Noi eravamo ammutoliti tutti, per lo spettacolo che avevamo davanti, e non credevamo ai nostri occhi: grandi città sorgevano sulla terra, e più grandi ancora sul lago. Il lago stesso formicolava di canoe. Ponti e ponti interrompevano l'argine; davanti a noi la grande città di Messico. E noi, meno di quattrocento uomini, pensavamo alle parole della gente di Guaxocingo, di Tlaxcala, di Tamanalco, e agli avvertimenti che avevamo ricevuto. Consideri il lettore se il mio racconto non sia degno di riflessioni: quali uomini al mondo hanno mai mostrato tanto ardire?  (p. 157)

 

Ci sono pagine che direi abbacinanti.

 

Il giorno appresso ci mettemmo per una strada molto ampia su un argine che conduceva a Iztapalapa, e passavamo di meraviglia in meraviglia vedendo tanti paesi e città, alcune costruite sull'acqua e altre in terraferma, e quel grande argine che portava a Messico, così dritto e piano. Vaste città, edifici, e templi smisurati sorgevano dall'acqua, tutti fatti di pietra, come negli incantesimi della storia di Amadigi. I soldati si domandavano se quello non fosse tutto un sogno.
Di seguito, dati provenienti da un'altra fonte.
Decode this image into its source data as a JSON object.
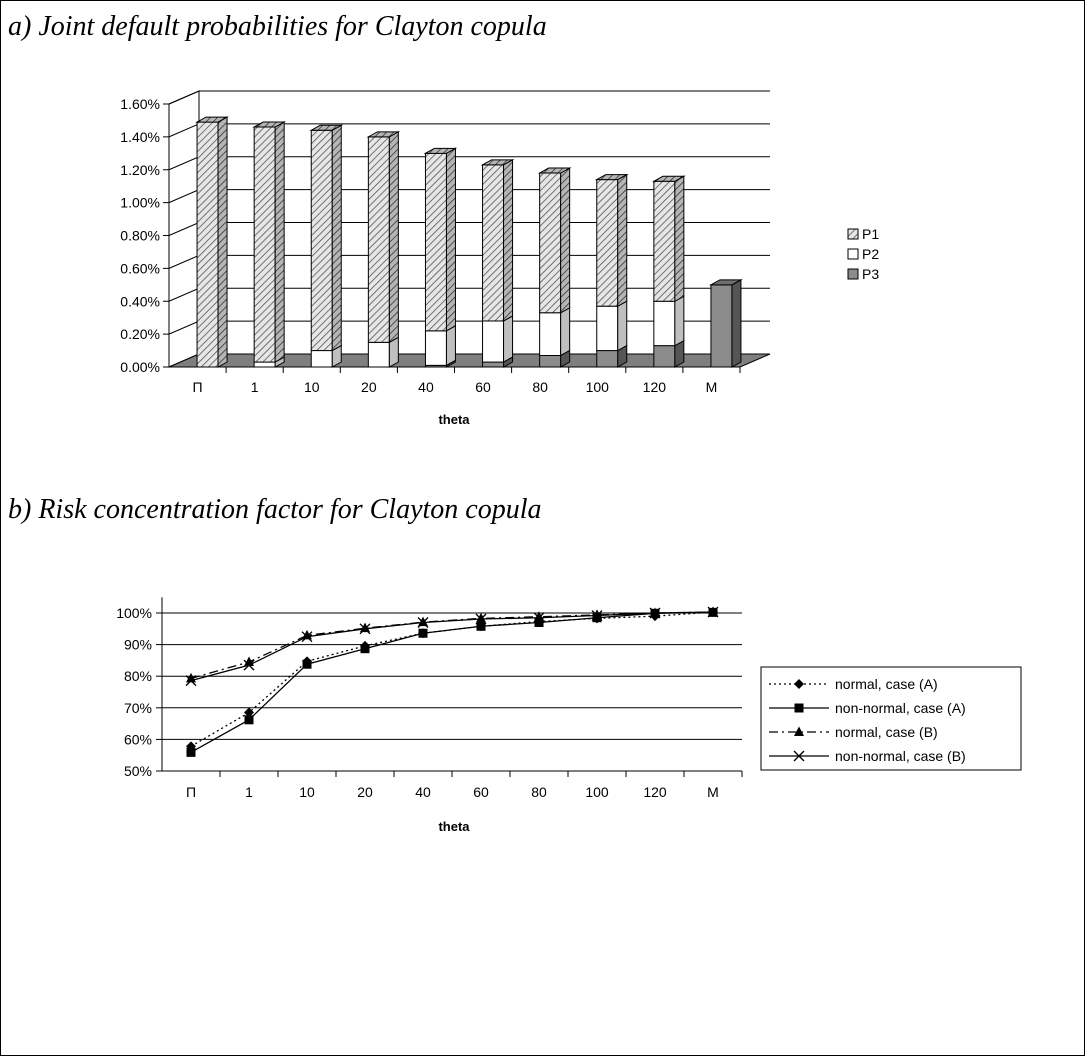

Non sorprenda che io scriva in questo tono: tutto era così meraviglioso che mi mancano le parole per descrivere questa prima visione di cose che non avremmo potuto figurarci neanche in sogno.

Anche i cacicchi di Iztapalapa ci vennero incontro, ci ossequiarono con grande deferenza e ci ospitarono in sontuosi palazzi. Non ne avevamo mai visti d'uguali, costruiti di magnifica pietra, di cedro e di altri legni odorosi, con grandi sale e cortili, tutti ricoperti di belle tende di cotone per il sole: una scena stupenda a vedersi.

Visitato tutto questo, fummo introdotti in un giardino con frutteto, un sito stupendo. Non mi stancavo di ammirare gli alberi diversi, odorare i loro mille profumi, osservare i sentieri persi fra i roseti e gli alberi da frutto locali. Il giardino aveva anche un ingresso sul lago, attraverso cui potevano entrare grandi canoe. Sulla calce bianca e risplendente dei muri intorno risaltavano decorazioni di pietra lavorata, e dipinti, meravigliosi a vedersi. C'erano uccelli di varie specie e varietà, che volavano intorno a un laghetto d'acqua dolce. Ripeto che stetti a lungo in ammirazione, convinto che non si sarebbe mai più scoperta una terra più bella (allora il Perù non si conosceva ancora). E dire che di tutto questo non resta ormai pietra su pietra: tutto è andato distrutto, tutto perduto. (p. 156)

 

La bellezza nasce dal sacrificio, sempre. Nel caso degli Aztechi questo è particolarmente evidente. Ma ogni bellezza fondata sulla violenza, cioè quasi ogni bellezza umana, è caduca. E di essa non rimarrà pietra su pietra.